# Solution for Project Euler Problem #700: Eulercoin

Problem: Imagine a sequence `1504170715041707*n mod 4503599627370517`

where `n`

is an integer increasing from 1. Find the subsequence of this sequence where every next element is smaller than the previous one.

All the solutions I've read about include brute force calculations. I found a better one, and I can't stop myself from posting it.

Formal problem description:

Leonhard Euler was born on 15 April 1707.

Consider the sequence 1504170715041707n mod 4503599627370517.

An element of this sequence is defined to be an Eulercoin if it is strictly smaller than all previously found Eulercoins.

For example, the first term is 1504170715041707 which is the first Eulercoin. The second term is 3008341430083414 which is greater than 1504170715041707 so is not an Eulercoin. However, the third term is 8912517754604 which is small enough to be a new Eulercoin.

The sum of the first 2 Eulercoins is therefore 1513083232796311.
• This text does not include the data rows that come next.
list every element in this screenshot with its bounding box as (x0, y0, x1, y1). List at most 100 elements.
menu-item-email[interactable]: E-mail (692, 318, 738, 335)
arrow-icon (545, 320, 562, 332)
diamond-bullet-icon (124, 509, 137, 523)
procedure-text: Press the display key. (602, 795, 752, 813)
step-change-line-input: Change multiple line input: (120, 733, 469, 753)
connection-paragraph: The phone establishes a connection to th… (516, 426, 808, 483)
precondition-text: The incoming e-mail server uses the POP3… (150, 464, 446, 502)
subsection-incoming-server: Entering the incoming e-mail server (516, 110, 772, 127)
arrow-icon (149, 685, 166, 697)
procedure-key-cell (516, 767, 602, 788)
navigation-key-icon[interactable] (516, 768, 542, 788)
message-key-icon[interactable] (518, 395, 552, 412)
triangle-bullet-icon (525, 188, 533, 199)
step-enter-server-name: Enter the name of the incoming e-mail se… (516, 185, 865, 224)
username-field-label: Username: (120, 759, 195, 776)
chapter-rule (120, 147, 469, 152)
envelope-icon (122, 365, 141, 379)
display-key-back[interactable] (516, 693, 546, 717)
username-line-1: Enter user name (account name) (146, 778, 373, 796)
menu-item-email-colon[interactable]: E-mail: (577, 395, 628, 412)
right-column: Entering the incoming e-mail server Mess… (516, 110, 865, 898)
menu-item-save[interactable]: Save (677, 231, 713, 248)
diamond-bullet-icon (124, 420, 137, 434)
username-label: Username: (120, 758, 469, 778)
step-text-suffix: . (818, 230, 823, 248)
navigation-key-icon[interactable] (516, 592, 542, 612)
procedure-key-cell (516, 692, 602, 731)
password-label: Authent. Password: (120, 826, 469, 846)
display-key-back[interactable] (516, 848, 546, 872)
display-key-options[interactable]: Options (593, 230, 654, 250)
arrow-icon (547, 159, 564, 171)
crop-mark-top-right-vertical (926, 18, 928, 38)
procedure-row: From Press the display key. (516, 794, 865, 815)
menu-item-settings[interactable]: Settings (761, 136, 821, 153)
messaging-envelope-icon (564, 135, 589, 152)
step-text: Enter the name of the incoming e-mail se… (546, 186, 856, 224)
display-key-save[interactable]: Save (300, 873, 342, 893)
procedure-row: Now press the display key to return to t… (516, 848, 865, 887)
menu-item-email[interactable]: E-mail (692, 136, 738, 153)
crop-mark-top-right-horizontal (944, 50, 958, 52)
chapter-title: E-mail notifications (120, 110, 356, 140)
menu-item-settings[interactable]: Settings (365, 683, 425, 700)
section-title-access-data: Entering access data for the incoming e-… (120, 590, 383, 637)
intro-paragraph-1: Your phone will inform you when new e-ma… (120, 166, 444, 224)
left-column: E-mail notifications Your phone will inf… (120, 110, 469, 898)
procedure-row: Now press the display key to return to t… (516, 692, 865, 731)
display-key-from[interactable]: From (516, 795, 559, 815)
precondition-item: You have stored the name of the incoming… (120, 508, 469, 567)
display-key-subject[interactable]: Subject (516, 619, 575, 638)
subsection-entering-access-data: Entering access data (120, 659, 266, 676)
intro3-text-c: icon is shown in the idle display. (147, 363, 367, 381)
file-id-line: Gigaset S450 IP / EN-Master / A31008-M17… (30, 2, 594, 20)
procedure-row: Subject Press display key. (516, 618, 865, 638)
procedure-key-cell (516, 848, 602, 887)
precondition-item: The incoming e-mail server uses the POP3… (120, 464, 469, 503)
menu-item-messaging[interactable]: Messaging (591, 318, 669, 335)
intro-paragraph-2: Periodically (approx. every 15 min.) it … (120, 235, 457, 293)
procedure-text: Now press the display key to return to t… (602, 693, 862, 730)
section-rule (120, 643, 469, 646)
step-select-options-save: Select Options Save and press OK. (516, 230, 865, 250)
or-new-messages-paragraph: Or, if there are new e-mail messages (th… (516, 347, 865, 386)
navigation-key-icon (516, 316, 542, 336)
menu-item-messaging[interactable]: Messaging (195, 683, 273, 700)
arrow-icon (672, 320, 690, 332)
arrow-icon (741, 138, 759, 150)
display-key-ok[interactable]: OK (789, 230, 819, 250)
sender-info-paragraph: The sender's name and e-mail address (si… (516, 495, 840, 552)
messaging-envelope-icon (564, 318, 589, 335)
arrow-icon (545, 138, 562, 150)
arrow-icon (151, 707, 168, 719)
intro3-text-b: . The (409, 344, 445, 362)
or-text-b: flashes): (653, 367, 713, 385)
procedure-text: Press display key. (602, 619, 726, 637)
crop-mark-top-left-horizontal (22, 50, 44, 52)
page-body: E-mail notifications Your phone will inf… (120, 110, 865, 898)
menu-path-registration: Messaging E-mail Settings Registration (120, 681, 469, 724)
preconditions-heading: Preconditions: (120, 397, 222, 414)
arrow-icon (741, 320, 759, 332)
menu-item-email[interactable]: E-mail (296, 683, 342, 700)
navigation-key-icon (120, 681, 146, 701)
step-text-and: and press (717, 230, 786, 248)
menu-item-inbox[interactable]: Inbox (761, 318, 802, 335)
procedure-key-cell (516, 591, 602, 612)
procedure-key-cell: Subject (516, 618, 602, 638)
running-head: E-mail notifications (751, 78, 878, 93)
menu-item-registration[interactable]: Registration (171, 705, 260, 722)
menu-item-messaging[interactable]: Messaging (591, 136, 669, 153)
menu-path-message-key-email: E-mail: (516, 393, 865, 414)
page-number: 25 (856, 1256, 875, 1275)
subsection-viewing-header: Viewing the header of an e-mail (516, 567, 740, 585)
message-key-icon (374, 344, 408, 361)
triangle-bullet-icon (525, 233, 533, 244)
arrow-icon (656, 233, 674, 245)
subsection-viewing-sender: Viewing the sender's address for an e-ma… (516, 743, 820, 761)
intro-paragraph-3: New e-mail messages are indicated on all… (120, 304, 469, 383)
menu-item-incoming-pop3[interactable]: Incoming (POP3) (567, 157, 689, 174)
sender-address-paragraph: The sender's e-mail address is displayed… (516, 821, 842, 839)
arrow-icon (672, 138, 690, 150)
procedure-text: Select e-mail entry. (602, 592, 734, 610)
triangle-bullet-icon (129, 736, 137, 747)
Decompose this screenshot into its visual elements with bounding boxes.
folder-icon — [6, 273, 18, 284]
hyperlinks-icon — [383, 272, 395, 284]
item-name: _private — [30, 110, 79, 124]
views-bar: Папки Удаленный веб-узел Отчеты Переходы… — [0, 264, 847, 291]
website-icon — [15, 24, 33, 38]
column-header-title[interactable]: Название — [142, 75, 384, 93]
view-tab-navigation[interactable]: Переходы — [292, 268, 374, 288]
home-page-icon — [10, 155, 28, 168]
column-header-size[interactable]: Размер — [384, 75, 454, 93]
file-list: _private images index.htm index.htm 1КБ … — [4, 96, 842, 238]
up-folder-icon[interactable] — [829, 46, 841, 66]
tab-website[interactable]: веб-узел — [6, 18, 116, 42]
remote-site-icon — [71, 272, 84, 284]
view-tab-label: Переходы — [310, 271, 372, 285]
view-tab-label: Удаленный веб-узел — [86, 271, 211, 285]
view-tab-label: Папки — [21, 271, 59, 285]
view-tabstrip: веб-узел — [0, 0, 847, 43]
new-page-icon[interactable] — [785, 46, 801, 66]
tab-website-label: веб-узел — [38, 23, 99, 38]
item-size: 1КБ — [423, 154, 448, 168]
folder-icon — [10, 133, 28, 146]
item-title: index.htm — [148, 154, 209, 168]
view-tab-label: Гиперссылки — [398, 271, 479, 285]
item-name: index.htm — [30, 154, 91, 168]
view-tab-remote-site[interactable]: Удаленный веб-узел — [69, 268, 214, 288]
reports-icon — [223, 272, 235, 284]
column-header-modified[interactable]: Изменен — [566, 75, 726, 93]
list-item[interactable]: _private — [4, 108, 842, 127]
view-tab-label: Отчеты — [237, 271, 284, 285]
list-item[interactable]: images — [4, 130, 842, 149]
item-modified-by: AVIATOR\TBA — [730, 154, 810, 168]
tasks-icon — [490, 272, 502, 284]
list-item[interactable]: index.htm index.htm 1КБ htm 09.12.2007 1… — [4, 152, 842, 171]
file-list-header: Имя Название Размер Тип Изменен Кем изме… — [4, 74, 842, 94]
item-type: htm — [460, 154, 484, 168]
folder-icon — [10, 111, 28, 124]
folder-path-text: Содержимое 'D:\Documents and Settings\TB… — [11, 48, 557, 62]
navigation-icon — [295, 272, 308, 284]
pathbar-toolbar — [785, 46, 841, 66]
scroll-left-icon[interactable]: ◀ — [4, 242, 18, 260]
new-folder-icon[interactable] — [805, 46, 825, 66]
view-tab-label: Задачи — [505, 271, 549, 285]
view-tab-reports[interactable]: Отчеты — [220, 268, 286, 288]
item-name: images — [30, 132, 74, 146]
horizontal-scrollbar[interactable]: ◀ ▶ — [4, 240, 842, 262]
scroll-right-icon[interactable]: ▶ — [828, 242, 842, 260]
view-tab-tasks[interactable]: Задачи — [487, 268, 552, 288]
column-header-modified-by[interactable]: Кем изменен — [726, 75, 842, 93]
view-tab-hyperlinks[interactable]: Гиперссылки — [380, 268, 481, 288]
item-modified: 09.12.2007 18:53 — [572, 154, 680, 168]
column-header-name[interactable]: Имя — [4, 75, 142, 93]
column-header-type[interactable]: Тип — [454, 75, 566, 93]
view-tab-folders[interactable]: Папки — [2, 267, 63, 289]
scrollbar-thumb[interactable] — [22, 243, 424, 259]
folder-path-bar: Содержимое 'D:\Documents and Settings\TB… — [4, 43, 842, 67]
Find the sum of all Eulercoins.

An obvious solution would be running operation `x = (x + 1504170715041707) % 4503599627370517`

in the loop and saving `x`

as Eulercoin whenever it's smaller than the previous one. This approach can find the first few Eulercoins relatively fast, but it will take more time for every next one. Our input numbers are coprime, so it may take up to 4503599627370517 iterations to find the last Eulercoin.

We need to find a better way.

Let's rephrase the task: we already know some Eulercoins, and all we want to find is the next value.

We can imagine the range from 0 to 4503599627370516 as a circle with 0 on top. A **point** is jumping on the circle surface with a **step** size of 1504170715041707.

Every time a **point** lands on the **green area** – we've got a new Eulercoin. We can reduce the **green area** size and start again.

We can find an interesting pattern: every time a point completes a full circle – it looks like we moved the first point back at the **shift** distance. Even more, we **shifted** every point on the circle.

**Shift** is always smaller than **step**. Can we use it instead of **step** in order to find an answer faster?

Yes, we can. If we reverse jumping direction and replace **step** with **shift** - we'll face the same problem except our circle gets smaller. It shrinks to a size of **step**. That's because we want to shift every **point**.

It turns out we need to solve the same problem with smaller parameters. That's recursion. The complexity of finding every new Eulercoin would be `log2(4503599627370517)`

in the worst case. That's not much.

A solution in Scala looks like this:

```
import scala.collection.View.Unfold
val x: Long = 1504170715041707L
val m: Long = 4503599627370517L
def nextCoin(step: Long, limit: Long, max: Long): Option[Long] = {
if (limit == 1) {
None
} else if (step < limit) {
Some(step)
} else {
val shift = max - max / step * step
nextCoin(shift, limit, step).map(limit - _)
}
}
val coins = new Unfold[Long, Long](m)(last => nextCoin(x, last, m).map(x => x -> x)).toList
println(coins)
println(coins.sum)
```

Of course, it can be optimized by finding all the Eulercoins in one go or adding tail recursion optimization, but even in this state solution finishes immediately after running.

Do you want more solutions in this blog? I won't continue with project Euler (they don't like it when someone posts solutions), so please let me know if you know some good puzzles.